Not long ago I was talking with a Vice President of Human Resources for a major multistate financial institution. I asked if his institution did any sort of reference or background checking on their tellers. “Are you kidding?” was his reply. “How could we justify checking references on our teller candidates when we don’t pay them that much and we have significant turnover among tellers anyway.” Talk about short-sighted! Who represents the bank to the majority of its customers? Is it the senior loan officer in the carpeted office upstairs? She may account for higher numbers of the bank’s total assets, but it’s the teller who personifies the bank to most customers. The teller is usually the actual face of the bank!
Wouldn’t you think it might be worthwhile to spend a few bucks to find out if the teller candidate is honest and to learn whether or not that person gets along well with others and can remain calm and polite in stressful situations? As I listened to the VP rationalize not checking references or backgrounds on teller candidates, I couldn’t help wondering how many customers have already been lost because of a teller’s unpleasant personality.

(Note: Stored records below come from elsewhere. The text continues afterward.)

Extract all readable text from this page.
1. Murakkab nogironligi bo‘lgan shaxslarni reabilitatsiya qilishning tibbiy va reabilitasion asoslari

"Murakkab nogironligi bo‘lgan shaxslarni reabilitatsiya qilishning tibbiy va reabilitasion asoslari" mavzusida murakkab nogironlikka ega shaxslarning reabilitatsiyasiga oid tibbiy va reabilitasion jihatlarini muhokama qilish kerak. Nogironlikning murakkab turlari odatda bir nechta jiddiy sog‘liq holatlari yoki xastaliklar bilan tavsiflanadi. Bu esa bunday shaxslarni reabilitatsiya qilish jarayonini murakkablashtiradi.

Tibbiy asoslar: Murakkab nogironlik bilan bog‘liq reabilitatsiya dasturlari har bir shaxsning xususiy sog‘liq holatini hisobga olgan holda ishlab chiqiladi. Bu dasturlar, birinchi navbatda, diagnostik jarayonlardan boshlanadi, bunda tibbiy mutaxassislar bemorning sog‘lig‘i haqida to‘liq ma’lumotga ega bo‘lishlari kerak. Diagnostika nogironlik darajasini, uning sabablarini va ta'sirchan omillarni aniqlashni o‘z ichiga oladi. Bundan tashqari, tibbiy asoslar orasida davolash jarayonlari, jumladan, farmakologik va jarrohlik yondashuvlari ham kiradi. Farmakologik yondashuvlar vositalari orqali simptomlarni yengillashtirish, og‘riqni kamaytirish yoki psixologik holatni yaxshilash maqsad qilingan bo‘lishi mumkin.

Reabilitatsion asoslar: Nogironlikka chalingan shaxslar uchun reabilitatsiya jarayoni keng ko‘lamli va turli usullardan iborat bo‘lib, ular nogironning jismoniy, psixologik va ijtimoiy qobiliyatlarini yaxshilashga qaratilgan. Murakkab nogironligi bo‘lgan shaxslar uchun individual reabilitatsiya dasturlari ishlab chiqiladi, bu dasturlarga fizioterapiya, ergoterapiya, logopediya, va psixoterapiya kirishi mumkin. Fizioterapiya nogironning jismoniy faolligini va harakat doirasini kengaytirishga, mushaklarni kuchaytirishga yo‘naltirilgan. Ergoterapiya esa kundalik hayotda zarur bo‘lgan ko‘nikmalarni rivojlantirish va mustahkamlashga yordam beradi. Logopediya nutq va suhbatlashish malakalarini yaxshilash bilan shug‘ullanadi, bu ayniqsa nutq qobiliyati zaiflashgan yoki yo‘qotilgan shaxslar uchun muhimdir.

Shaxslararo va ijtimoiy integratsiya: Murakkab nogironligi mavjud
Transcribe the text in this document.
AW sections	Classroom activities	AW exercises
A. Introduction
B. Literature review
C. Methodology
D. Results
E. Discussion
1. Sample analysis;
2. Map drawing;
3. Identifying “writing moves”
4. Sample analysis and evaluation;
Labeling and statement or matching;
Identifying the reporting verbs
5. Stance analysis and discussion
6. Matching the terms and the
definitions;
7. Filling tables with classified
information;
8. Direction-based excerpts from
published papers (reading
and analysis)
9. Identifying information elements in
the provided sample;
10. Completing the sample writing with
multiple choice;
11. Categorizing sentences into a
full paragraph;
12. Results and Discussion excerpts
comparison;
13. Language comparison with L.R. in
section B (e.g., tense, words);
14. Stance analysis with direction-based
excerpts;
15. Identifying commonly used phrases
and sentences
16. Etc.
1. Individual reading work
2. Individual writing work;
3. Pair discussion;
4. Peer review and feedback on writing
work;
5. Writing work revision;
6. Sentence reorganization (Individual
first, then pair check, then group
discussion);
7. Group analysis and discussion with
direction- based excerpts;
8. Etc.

How many former customers might have been kept, how many new loans or mortgages would have come their way if only a little time and money had been invested in the selection of honest and personable first-line employees?
Worse yet, how much potential new business was lost because of a bad experience a former customer had with an unpleasant teller. The sad truth is that, when customers are treated well, they usually don’t tell others about the experience, but they do tell many people about a bad experience. That kind of bad “publicity” can spread in a hurry, especially in smaller cities and communities.
Although I didn’t say anything to the VP of HR about it, the quality of customer service people receive can make or break any business. It makes so much more sense, and costs fewer dollars, to make sure great people – who literally are the bank to most of its customer base – are hired, rather than incur the enormous cost of trying to rebuild the bank’s image, which one unpleasant teller can destroy in an afternoon.